Grief – The Ultimate Permission-Giver

I thought I was losing my mind after my Pop’s died.

No joke.

I began to think the dementia that finally ravaged his brain, was about to do the same to mine.

I couldn’t think straight, literally.

My short-term memory was shot.

Which sent me down the Google rabbit-hole where I found helpful articles that explain how grief is not just processed emotionally and spiritually; it’s processed physically as well.


Lightbulb moment; that makes total fucking sense, I thought!


I didn’t question my sanity after that.

Instead, I got really intentional about taking care of myself and my grief.



What unfolded after that has been interesting because grief became the ultimate permission-giver to say “no”.


Because grief left me feeling depleted of almost everything – mentally, emotionally, spiritually and physically – I gave zero f*cks in life.


With not much left in my tank – if you’re not my husband, daughter, or client – I rarely have anything left over to give.   


Protecting my energy has become a full-time job.

It’s made me say “no” to just about everything outside of my family, house, and work.

It’s made me say “yes” to everything that helps my world feel, well, soft and not so dreary.


And, damn, it feels so good.  


Which makes me question –

Why did grief have to give me the permission to say “no” to whatever I wanted to say “no” to?

Why couldn’t I have those boundaries without having to lose my favorite person in the whole world?



So, what does that actually look like?

You know, saying “no” when you want to and saying “yes” when you want to.

Being all congruent and aligned in life.


If it’s hard for you to place boundaries or say “no” when all you do is say “yes” – here are some examples of how I laid the grief/boundary smackdown.


  • Listen to your body. Bloody hell, if you’re tired, be tired.

Your grief body needs all the help it can get. Reschedule, cancel, leave the party, get in bed while the sun’s still up to tend to your tired.

I went to Scottsdale, AZ for a business trip and stayed in this magnificent, swanky-ass resort. After the conference, I passed out at 6:30pm and never really took in the beautiful place we were in.

That’s more than okay. I woke up refreshed and my body and brain were happy I did just that.


  • Be brutally honest with yourself and others.

Now that I know tending to my grief-self is #1 priority for me, I have very uncomfortable conversations with family, friends and even strangers.

I decline gatherings and invitations constantly (including holidays, birthdays and celebrations), or give the caveat I may not stay too long and tell people up front: In my grief process, currently, I get overwhelmed super easy, so if I do come to your shindig, don’t be surprised if I leave early.

I’ve ordered the wrong milk in a café and told the barista, “Sorry, my dad died recently and I’m completely out of it.”

When my family or close friends ask how I’m doing, my usual response is, “I’m here. You know, just feeling like my left arm is cut off and I don’t know where it is.”

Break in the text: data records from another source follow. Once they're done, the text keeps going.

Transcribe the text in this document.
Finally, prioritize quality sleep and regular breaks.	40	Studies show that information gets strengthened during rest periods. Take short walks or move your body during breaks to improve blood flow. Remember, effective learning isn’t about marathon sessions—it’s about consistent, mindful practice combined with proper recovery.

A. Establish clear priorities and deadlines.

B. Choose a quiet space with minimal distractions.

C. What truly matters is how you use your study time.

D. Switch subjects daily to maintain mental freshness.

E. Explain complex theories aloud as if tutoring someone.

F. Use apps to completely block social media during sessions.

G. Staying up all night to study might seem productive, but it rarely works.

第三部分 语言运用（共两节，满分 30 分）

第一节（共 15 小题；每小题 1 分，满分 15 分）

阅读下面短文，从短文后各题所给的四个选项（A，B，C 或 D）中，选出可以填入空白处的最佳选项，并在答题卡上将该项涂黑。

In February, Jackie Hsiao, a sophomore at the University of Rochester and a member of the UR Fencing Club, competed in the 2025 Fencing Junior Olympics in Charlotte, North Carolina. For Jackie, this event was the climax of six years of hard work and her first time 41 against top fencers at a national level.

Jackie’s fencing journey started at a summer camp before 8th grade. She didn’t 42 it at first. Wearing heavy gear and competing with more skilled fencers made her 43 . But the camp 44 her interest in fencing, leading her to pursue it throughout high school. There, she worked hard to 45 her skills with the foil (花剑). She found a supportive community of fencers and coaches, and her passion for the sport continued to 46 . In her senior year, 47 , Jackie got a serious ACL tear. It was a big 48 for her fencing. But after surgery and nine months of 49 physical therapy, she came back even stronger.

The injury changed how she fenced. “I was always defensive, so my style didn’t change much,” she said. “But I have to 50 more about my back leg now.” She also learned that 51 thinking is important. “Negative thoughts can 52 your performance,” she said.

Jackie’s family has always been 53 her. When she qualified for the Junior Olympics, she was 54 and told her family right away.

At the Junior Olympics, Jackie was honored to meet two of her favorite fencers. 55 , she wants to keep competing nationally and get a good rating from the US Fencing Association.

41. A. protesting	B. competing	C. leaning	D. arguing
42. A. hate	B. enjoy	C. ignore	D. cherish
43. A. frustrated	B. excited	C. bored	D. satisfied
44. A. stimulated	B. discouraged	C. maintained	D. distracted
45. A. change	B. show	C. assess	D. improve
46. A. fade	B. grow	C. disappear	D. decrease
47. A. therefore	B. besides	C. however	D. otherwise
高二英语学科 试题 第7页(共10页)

The pre-grief Keli was a jovial little bitch and her remarks would have been, “Great!! How are you?”

Grief and death are subjects’ people can get squirrely with.


My honest response is to honor my journey…whether that makes you comfortable or not. 

And of course, I think these topics should be discussed more in life because they can be lonely and isolating if you don’t talk about them.


  • I fumble constantly but give myself GRACE.

Here’s where I fumble – when I think I can say “yes” to something (in the moment) but when the time comes, I actually don’t have it in me to do the thing I said “yes” to.

I’ve had to say “no” at the last minute to my very best friend more times in the last couple of months than I ever have in our lifelong friendship.

I forget to tell people the stipulation: “This sounds like a “yes” to me right now, but let’s revisit this when the time gets closer.”

In December alone – the month of my Pop’s and Hub’s birthday, along with the holiday’s – we ate out constantly.

Not something we do consistently, but I gave myself grace to not cook and get through this hectic month as sane as possible.


So, perhaps, if you blow at boundaries, or want to get more aligned with how you show up in the world and where you place your energy – don’t wait for grief to give you the permission – do it now, yo!

And get to flexin’ those boundary muscles.


Love + Big-Ass Boundary Grief Lessons,



Psst…Grief-life is a giant mirror for your friendships and relationships in life. It’s a brutal process to watch someone grieve. It’s also a beautiful process to be in the thick of it with them.


Also, if you don’t have a robe (it’s like you’re constantly wearing a warm hug), get yo’ass to a Target ASAP. I basically live in this wardrobe now.